The Right Charger for a Big Job
But as Seattle City Light, the city’s primary utility provider, points out in a 2019 report supported by the Rocky Mountain Institute, electrifying the entire freight sector presents a whole new beast for both fleets and utility providers. Commercial vehicles are beholden to operating schedules that may concentrate power demands more than passenger vehicles and they require far more juice. Current models for medium and heavy-duty electric trucks, for instance, consume over five times the energy-per-mile than light-duty EVs, meaning bigger batteries and stronger chargers.

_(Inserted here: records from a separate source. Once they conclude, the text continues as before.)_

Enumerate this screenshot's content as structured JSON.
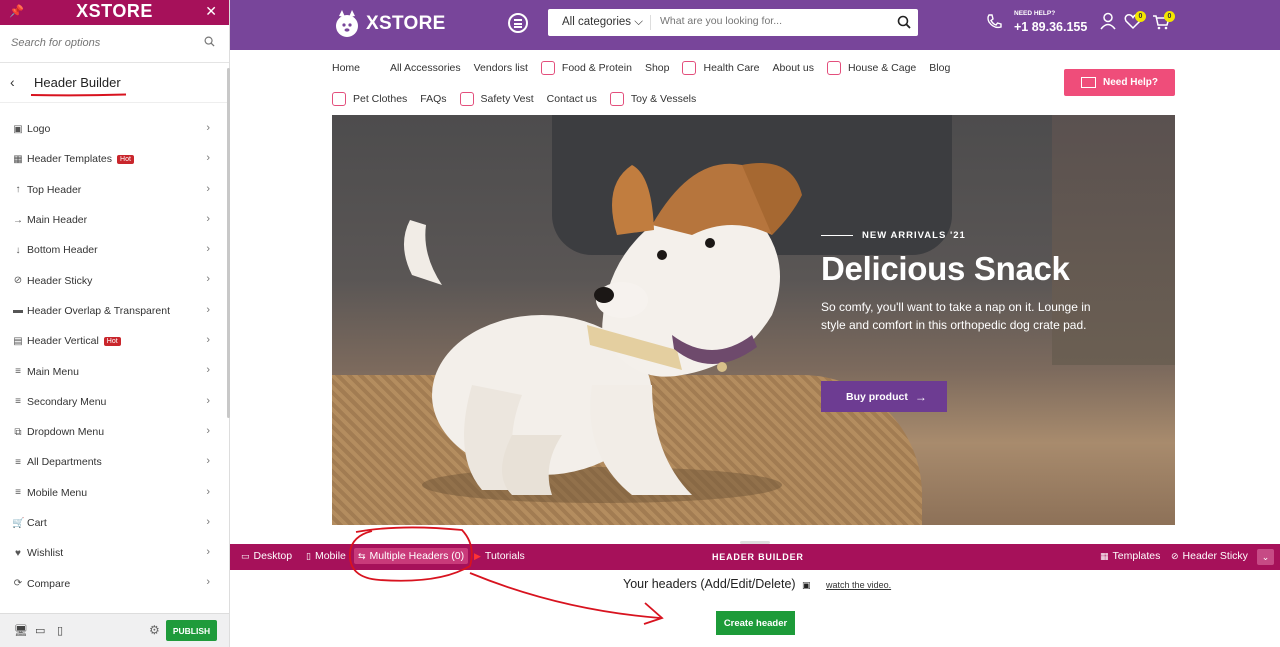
{
  "sidebar": {
    "brand": "XSTORE",
    "search_placeholder": "Search for options",
    "section_title": "Header Builder",
    "items": [
      {
        "label": "Logo",
        "icon": "image-icon",
        "hot": ""
      },
      {
        "label": "Header Templates",
        "icon": "grid-icon",
        "hot": "Hot"
      },
      {
        "label": "Top Header",
        "icon": "arrow-up-icon",
        "hot": ""
      },
      {
        "label": "Main Header",
        "icon": "arrow-right-icon",
        "hot": ""
      },
      {
        "label": "Bottom Header",
        "icon": "arrow-down-icon",
        "hot": ""
      },
      {
        "label": "Header Sticky",
        "icon": "pin-icon",
        "hot": ""
      },
      {
        "label": "Header Overlap & Transparent",
        "icon": "layers-icon",
        "hot": ""
      },
      {
        "label": "Header Vertical",
        "icon": "document-icon",
        "hot": "Hot"
      },
      {
        "label": "Main Menu",
        "icon": "menu-icon",
        "hot": ""
      },
      {
        "label": "Secondary Menu",
        "icon": "menu-icon",
        "hot": ""
      },
      {
        "label": "Dropdown Menu",
        "icon": "dropdown-icon",
        "hot": ""
      },
      {
        "label": "All Departments",
        "icon": "menu-icon",
        "hot": ""
      },
      {
        "label": "Mobile Menu",
        "icon": "menu-icon",
        "hot": ""
      },
      {
        "label": "Cart",
        "icon": "cart-icon",
        "hot": ""
      },
      {
        "label": "Wishlist",
        "icon": "heart-icon",
        "hot": ""
      },
      {
        "label": "Compare",
        "icon": "refresh-icon",
        "hot": ""
      }
    ],
    "publish_label": "PUBLISH"
  },
  "header": {
    "logo_text": "XSTORE",
    "search_category": "All categories",
    "search_placeholder": "What are you looking for...",
    "need_help": "NEED HELP?",
    "phone": "+1 89.36.155",
    "wishlist_count": "0",
    "cart_count": "0",
    "help_button": "Need Help?"
  },
  "nav": {
    "row1": [
      {
        "label": "Home",
        "icon": false
      },
      {
        "label": "All Accessories",
        "icon": false
      },
      {
        "label": "Vendors list",
        "icon": false
      },
      {
        "label": "Food & Protein",
        "icon": true
      },
      {
        "label": "Shop",
        "icon": false
      },
      {
        "label": "Health Care",
        "icon": true
      },
      {
        "label": "About us",
        "icon": false
      },
      {
        "label": "House & Cage",
        "icon": true
      },
      {
        "label": "Blog",
        "icon": false
      }
    ],
    "row2": [
      {
        "label": "Pet Clothes",
        "icon": true
      },
      {
        "label": "FAQs",
        "icon": false
      },
      {
        "label": "Safety Vest",
        "icon": true
      },
      {
        "label": "Contact us",
        "icon": false
      },
      {
        "label": "Toy & Vessels",
        "icon": true
      }
    ]
  },
  "hero": {
    "eyebrow": "NEW ARRIVALS '21",
    "title": "Delicious Snack",
    "text": "So comfy, you'll want to take a nap on it. Lounge in style and comfort in this orthopedic dog crate pad.",
    "button": "Buy product"
  },
  "builder": {
    "tabs": {
      "desktop": "Desktop",
      "mobile": "Mobile",
      "multiple": "Multiple Headers (0)",
      "tutorials": "Tutorials",
      "templates": "Templates",
      "sticky": "Header Sticky"
    },
    "center_title": "HEADER BUILDER",
    "headers_title": "Your headers (Add/Edit/Delete)",
    "watch_link": "watch the video.",
    "create_button": "Create header"
  },
  "colors": {
    "brand_purple": "#78459a",
    "builder_magenta": "#a6115a",
    "accent_pink": "#ef4d7a",
    "publish_green": "#1f9b3b",
    "annotation_red": "#d8131f"
  }
}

But choosing the right charging strategy will largely depend on the type of freight trip. Long-haul trucking which can span over 500 miles a day will likely require mid-haul charging on the highway. And in the trucking sector where time down means money lost (often coming out of the drivers’ own pocket), the chargers will have to be fast. Highway-side ‘mega-charging stations’ in Portland, Oregon, and Bakersfield, California have shown it is possible to fully charge an electric semi-truck in 30 minutes. But a wider roll-out has yet to be seen.
For shorter end-to-end trips (most freight trips are less than 100 miles) warehouse and fleet operators may simply prefer to have their own on-site stations for overnight charging. But that leaves them on the hook for installing costly charging and energy storage infrastructure. Charging installation could cost operators anywhere from $27,000 to almost $200,000 per vehicle, depending on fleet type, size, and energy needs.

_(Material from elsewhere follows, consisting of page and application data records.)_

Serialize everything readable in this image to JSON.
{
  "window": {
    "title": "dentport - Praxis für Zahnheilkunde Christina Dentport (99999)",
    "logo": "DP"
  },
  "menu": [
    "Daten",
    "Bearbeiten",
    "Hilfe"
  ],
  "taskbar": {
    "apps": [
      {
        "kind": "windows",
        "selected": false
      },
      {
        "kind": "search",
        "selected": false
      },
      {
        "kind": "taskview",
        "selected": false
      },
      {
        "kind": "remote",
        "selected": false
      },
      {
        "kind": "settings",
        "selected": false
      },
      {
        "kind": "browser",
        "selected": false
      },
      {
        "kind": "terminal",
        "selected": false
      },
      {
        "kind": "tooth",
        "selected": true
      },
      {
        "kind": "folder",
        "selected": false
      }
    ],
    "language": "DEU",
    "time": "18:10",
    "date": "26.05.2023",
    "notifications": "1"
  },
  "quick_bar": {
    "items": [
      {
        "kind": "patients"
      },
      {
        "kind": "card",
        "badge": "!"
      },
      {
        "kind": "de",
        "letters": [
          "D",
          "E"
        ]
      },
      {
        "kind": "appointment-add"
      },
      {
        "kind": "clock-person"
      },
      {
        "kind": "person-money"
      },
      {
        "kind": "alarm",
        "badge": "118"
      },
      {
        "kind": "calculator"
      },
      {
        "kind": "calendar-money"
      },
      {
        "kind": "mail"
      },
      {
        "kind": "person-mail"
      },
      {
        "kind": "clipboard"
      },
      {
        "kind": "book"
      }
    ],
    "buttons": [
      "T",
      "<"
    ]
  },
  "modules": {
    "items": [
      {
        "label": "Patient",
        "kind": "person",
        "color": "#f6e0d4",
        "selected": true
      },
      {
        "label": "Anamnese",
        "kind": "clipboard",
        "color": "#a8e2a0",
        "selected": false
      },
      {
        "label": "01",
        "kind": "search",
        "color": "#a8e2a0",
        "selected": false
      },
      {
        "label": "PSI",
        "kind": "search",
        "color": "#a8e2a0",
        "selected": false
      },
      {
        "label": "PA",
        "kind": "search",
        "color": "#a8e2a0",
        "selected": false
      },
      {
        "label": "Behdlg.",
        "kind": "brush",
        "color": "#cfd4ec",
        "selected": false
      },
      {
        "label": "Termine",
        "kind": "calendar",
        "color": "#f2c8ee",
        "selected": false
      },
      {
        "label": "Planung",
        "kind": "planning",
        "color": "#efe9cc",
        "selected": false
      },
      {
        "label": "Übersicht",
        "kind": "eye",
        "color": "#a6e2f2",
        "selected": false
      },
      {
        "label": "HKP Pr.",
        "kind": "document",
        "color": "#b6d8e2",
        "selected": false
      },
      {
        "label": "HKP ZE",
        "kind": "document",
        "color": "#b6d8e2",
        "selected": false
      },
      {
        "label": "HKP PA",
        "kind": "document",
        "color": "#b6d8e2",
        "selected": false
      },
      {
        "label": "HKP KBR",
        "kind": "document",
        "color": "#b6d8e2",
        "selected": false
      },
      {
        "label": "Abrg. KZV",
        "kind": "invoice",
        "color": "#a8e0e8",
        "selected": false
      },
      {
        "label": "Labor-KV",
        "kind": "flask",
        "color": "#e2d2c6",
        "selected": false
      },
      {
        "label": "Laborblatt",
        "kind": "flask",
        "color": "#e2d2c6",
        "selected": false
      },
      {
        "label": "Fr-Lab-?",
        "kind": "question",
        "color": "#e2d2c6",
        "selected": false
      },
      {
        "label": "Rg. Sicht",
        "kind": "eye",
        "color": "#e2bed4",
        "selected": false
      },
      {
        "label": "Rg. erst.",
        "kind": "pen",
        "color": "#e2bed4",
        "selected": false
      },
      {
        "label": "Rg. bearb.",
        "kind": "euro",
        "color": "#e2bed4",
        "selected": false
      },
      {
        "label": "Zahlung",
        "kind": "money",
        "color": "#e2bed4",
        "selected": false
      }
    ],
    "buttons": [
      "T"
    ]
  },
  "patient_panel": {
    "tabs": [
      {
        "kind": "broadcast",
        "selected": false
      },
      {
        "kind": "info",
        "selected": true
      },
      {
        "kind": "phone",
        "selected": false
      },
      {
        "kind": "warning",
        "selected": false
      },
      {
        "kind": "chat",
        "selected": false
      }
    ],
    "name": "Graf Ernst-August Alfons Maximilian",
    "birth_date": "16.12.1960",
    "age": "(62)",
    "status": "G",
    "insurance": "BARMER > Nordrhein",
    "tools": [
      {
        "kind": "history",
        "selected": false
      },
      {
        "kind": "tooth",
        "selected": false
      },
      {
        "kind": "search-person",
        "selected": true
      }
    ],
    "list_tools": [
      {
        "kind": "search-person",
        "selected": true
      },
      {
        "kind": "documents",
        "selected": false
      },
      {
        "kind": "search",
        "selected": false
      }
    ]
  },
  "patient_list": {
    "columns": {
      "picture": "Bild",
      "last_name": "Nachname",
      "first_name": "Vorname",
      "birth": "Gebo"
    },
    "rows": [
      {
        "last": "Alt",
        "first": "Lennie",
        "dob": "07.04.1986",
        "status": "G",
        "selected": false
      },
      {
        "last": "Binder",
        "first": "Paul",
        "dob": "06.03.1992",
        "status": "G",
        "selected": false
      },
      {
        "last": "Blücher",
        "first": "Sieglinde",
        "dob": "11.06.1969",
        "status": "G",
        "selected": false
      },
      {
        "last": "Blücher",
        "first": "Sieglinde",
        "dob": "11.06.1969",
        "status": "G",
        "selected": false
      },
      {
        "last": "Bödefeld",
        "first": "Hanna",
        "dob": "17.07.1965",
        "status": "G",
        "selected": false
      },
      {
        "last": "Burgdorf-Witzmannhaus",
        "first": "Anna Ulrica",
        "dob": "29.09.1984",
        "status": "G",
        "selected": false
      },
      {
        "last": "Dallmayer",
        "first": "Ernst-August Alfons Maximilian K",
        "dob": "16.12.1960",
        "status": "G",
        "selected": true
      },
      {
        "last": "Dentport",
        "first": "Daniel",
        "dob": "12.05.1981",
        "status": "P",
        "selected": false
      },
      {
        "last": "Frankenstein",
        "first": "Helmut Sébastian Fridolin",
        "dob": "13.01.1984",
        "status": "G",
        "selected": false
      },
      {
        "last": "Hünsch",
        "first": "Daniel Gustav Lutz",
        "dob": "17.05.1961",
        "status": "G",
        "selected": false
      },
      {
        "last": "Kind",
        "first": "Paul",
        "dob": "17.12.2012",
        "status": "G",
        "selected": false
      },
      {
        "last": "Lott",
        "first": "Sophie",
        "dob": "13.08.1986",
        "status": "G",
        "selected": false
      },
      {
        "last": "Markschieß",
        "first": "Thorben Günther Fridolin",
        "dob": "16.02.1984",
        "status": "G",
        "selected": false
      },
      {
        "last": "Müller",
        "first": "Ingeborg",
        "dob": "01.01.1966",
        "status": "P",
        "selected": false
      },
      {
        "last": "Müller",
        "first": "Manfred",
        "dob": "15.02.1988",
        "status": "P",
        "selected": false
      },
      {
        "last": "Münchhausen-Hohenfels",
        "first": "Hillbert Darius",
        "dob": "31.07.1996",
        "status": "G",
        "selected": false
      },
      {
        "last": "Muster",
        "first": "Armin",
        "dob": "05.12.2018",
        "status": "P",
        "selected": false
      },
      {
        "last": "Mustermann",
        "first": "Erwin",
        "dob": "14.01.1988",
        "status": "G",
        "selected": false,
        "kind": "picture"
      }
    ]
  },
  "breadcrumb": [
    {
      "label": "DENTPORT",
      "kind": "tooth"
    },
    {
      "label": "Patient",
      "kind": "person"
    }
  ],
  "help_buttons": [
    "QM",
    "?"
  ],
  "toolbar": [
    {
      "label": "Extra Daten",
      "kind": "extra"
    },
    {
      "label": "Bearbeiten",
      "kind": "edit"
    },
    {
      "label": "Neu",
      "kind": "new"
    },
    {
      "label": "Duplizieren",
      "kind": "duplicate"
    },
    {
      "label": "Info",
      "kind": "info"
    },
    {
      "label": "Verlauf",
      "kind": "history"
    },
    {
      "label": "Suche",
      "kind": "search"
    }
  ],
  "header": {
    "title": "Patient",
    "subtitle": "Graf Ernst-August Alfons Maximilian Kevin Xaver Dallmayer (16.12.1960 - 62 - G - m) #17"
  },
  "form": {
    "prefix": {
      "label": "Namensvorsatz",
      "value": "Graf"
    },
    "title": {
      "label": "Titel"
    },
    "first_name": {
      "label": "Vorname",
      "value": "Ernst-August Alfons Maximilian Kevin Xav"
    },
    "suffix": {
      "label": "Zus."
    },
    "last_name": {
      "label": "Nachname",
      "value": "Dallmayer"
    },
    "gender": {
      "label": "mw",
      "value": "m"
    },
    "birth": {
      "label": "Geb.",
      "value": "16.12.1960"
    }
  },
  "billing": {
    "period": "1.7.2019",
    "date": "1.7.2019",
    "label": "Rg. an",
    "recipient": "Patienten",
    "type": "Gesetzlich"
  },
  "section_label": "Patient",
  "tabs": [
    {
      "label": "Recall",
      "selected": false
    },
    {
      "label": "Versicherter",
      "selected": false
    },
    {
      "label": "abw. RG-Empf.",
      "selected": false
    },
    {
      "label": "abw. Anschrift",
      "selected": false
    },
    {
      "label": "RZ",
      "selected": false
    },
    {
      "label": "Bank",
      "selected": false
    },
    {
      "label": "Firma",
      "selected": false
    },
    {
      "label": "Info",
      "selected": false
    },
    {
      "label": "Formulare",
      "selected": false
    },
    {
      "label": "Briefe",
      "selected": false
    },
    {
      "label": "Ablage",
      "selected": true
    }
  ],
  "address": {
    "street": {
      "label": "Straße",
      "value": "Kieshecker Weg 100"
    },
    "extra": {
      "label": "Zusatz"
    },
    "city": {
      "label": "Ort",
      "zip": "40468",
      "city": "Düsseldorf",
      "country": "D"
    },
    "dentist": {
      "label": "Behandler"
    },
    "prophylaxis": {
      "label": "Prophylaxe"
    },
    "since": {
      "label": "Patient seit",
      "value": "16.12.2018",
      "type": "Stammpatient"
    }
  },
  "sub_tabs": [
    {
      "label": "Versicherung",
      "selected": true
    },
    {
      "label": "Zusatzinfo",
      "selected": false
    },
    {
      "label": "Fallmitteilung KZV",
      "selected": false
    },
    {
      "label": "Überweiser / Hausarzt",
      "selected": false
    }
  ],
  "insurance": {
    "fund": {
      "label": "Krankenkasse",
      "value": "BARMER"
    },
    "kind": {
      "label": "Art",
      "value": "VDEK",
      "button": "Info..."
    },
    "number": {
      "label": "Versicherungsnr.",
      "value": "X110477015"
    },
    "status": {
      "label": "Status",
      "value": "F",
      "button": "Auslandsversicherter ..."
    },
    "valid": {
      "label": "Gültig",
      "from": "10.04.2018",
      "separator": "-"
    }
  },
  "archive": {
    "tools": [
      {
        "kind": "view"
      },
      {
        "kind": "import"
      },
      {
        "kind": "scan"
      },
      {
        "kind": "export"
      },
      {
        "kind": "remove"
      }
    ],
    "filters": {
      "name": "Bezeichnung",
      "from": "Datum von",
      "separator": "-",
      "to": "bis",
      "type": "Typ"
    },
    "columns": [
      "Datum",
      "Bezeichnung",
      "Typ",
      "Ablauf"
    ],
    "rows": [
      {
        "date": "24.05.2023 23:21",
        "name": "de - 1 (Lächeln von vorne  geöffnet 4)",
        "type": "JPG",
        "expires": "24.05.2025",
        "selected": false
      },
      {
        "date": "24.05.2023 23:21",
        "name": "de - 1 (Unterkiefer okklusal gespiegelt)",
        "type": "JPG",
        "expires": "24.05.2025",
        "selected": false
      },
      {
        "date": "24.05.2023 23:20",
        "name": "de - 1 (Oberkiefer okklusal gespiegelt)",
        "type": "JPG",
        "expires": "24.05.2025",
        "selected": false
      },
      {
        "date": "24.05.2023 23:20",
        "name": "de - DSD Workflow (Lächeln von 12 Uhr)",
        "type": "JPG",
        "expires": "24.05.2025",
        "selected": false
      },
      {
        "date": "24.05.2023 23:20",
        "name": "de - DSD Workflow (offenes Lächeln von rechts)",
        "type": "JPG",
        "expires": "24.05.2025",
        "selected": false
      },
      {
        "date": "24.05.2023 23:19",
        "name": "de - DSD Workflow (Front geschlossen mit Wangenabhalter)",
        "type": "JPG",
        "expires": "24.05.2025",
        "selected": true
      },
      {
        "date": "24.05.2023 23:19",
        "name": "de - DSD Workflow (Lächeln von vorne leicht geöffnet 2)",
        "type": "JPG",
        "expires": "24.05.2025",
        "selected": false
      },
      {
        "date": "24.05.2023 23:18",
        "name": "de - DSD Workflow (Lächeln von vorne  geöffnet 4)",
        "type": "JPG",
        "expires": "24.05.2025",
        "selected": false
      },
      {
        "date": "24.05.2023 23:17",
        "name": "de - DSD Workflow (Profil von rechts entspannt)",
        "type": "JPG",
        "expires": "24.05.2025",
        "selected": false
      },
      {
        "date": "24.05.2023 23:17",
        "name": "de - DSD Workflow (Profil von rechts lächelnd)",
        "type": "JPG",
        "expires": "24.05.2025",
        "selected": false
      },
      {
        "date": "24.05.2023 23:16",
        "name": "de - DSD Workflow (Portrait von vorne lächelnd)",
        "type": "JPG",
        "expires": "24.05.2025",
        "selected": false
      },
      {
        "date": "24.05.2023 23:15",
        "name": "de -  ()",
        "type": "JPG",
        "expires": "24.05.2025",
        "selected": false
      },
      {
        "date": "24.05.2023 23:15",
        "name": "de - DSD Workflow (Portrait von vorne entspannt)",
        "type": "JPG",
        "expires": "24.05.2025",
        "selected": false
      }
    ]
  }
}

Given the price tag, it’s little wonder UFL members are seeking options. Members have pointed to the possibility of both stationary and enroute wireless charging, or inductive charging. Inductive charging, even mobile charging, is nothing new with wireless e-bus routes implemented in Gumi, South Korea, and Salt Lake City, Utah, as early as 2013. The advantage, of course, is virtually limitless battery ranges and refuelings that don’t interrupt services. Unsurprisingly, convenience comes at the cost of higher infrastructure overhead and slightly reduced energy efficiencies, due to the spacing between the in-road charging coils and EVs’ receiving plate.
Other members have pointed to a more familiar, service-based option. Rather than owning your site’s charging station outright, ‘charging-as-a-service’ startups promise to provide an all-in-one, subscription-based package for customers including station installation, software, maintenance, and payment processing.
“[Charging-as-as-service providers] are among the most frequent startups we see working in the electrification space,” one UFL member reports.